Envol du titre Keyware: la CBFA enquête

Stephane Vandervelde, patron de Keyware ©Thomas De Boever

La société est actuellement en discussion avec plusieurs groupes internationaux autour d'un possible rachat. Reste à s'entendre sur le prix! La CBFA n'apprécie guère que ce genre de déclarations intervienne en pleine séance boursière...

La société belge Keyware, spécialisée dans les solutions de paiement électronique, est actuellement en discussion avec différents acteurs autour d'un possible rachat. Des discussions qui interviennent après la publication des résultats semestriels du groupe la semaine dernière, qui affichaient le premier bénéfice dans l'histoire de l'entreprise.

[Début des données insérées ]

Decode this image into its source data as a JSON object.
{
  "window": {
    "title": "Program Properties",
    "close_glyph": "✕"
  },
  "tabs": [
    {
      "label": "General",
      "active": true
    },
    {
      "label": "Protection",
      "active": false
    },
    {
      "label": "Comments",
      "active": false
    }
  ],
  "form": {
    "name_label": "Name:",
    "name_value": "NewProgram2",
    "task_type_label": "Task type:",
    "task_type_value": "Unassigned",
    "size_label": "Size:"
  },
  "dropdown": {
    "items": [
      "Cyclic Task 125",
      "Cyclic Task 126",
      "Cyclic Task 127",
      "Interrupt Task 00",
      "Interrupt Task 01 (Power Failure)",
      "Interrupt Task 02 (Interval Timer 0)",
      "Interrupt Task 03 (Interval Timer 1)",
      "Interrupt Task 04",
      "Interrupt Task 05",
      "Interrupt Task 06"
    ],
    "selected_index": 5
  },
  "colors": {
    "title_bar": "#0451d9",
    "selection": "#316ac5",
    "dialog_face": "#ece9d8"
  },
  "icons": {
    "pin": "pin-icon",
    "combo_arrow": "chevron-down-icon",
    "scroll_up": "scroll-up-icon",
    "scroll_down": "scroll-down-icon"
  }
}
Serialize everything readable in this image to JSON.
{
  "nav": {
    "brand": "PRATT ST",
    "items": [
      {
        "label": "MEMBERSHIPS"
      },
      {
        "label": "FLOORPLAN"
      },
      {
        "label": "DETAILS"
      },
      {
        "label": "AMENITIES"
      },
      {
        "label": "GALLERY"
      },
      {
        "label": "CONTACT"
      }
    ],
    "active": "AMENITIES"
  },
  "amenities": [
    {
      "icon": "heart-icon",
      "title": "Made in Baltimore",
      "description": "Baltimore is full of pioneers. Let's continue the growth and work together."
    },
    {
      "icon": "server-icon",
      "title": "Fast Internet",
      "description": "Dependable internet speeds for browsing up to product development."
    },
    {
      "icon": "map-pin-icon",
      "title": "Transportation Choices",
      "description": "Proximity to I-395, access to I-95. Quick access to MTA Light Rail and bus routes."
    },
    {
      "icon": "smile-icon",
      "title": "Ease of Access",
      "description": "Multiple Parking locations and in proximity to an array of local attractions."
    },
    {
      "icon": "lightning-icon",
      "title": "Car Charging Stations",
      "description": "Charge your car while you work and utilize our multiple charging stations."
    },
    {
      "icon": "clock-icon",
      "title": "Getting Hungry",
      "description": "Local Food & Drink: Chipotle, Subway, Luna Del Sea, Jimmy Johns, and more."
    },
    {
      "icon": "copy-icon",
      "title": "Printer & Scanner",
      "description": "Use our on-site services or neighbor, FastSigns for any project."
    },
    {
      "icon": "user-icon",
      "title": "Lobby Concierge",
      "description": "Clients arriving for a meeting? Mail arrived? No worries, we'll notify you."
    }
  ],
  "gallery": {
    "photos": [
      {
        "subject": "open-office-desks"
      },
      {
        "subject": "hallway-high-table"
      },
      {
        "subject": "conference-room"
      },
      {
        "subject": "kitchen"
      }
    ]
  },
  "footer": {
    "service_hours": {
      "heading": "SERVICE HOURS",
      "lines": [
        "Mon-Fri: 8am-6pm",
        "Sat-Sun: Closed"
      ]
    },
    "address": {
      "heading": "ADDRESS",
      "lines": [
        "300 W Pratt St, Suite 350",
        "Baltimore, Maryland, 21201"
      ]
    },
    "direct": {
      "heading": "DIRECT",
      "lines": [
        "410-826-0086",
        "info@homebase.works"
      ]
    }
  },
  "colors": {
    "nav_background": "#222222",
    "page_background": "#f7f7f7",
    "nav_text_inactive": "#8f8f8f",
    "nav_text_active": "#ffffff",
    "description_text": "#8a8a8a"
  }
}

"Après la publication de nos résultats, j'ai reçu trois appels téléphoniques de personnes que je devrais rencontrer d'ici la fin du mois et en octobre", explique Stéphane Vandervelde, CEO du groupe. "Tout est possible. Nous pourrions même arriver à un accord dans le mois, ça peut aller très vite. Je suis mandaté pour vendre l'entreprise si l'un de nos contacts s'aligne sur le prix auquel nous songeons."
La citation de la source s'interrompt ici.